これはメリーランド州ボルティモアの郊外 [ミドル・リバー] にて出航前の姿。

ハルはフェロセメント、リグはギャーフ。

ハルID は RYAF20010374 (RYAはビルダー Ryan Marine のビルダー・コード、F20はフリッカ、01はハル番号、1974年3月にハル完工)。




出航前に上架して船底塗料を塗った。プロの造船所によるフェロセメントなので1974年製とは言え、少しの瑕疵もない。

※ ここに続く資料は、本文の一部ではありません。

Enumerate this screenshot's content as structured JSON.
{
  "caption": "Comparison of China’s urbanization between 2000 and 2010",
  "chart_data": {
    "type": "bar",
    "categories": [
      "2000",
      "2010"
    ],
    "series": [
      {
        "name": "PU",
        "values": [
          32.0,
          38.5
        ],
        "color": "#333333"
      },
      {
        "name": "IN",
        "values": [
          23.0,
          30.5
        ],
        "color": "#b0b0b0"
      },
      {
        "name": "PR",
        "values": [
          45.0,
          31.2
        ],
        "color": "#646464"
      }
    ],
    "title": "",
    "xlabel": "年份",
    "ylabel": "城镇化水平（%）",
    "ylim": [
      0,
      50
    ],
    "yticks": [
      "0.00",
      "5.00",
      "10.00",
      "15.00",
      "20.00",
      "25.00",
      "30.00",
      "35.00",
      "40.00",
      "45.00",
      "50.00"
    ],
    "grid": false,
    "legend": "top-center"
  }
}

Wren の艇名と Alpine, Texas のホーム・ポート名もその時に入れたもの。実はアルパインという場所は海とは全く無縁の町で、メキシコ湾岸ロックポートから西北西に500マイルも内陸部に入ったオーナーのホーム・タウンである。

90日間の生活を物語るキャビン内。

カスタムなのでプロダクション艇にはないユニークさがある。アイスボックスはコンパニオンウェイのすぐ横、フォアにシンク、コンロと続く。コンロは非圧式アルコールでギンボル。興しろいのは下のハルの形から分かるように、PSC製フリッカに比べて約10cmギャリーの幅が狭いこと。その分室内のスペースは広くなる。


マストからの荷重を受けるアーチ部分には両舷とも2本のニーが仕込まれているが、真ん中にはコンプレッション・ポストも。



***

興味深いのはこのオーナー、最初からテキサスまでシングルハンドの旅をすることだけが目的で、それを完遂したら艇を売ってしまうことを予定してボルティモアで艇を購入したということ。到着10日後の10月7日には売りに出した。死ぬ前に自分の人生でやりたいこと#2にあげていたICW(イントラ・コースタル・ウォーターウェイ)のシングルハンドを72歳にしてやり遂げたからだ。(尚、この艇は既に売れて新オーナーはカリブ海の [ベリーズ] までクルーズ予定という。)

航海中に一番感動したことは? 『お金をいくら払ってもできない経験。高温高湿の7月、浅いことで知られる大西洋岸ジョージア州の湿地帯を走るICWを連続12時間機帆走後、その日予定していた泊地のドックに向かっていた時、船底が泥をズズズッと擦る音。こりゃいかん、水深3フィート3インチのフリッカでもこれか、と焦ってティラーを左右舷に繰り返しパンピングしながら何とかバウを深い方向に向けようとして努力していたら、突然アスターンで何か動く気配と息遣いを感じた。何だろうと思って振り返った時には既に数頭の大きなイルカが体を自艇のハル両舷に寄せ、尾をあっちへこっちへ向けて動かしながら力を合わせて艇を深い方向へ押し始めていた。おおおーっと思っていると艇が自由になり、イルカたちはサッと姿を消してしまった。』

***

日本の諸氏、アメリカでフリッカを買い、一夏アメリカや周辺をクルーズして、その後売るなり日本に運ぶなりすることも考えてみたらどうだろう。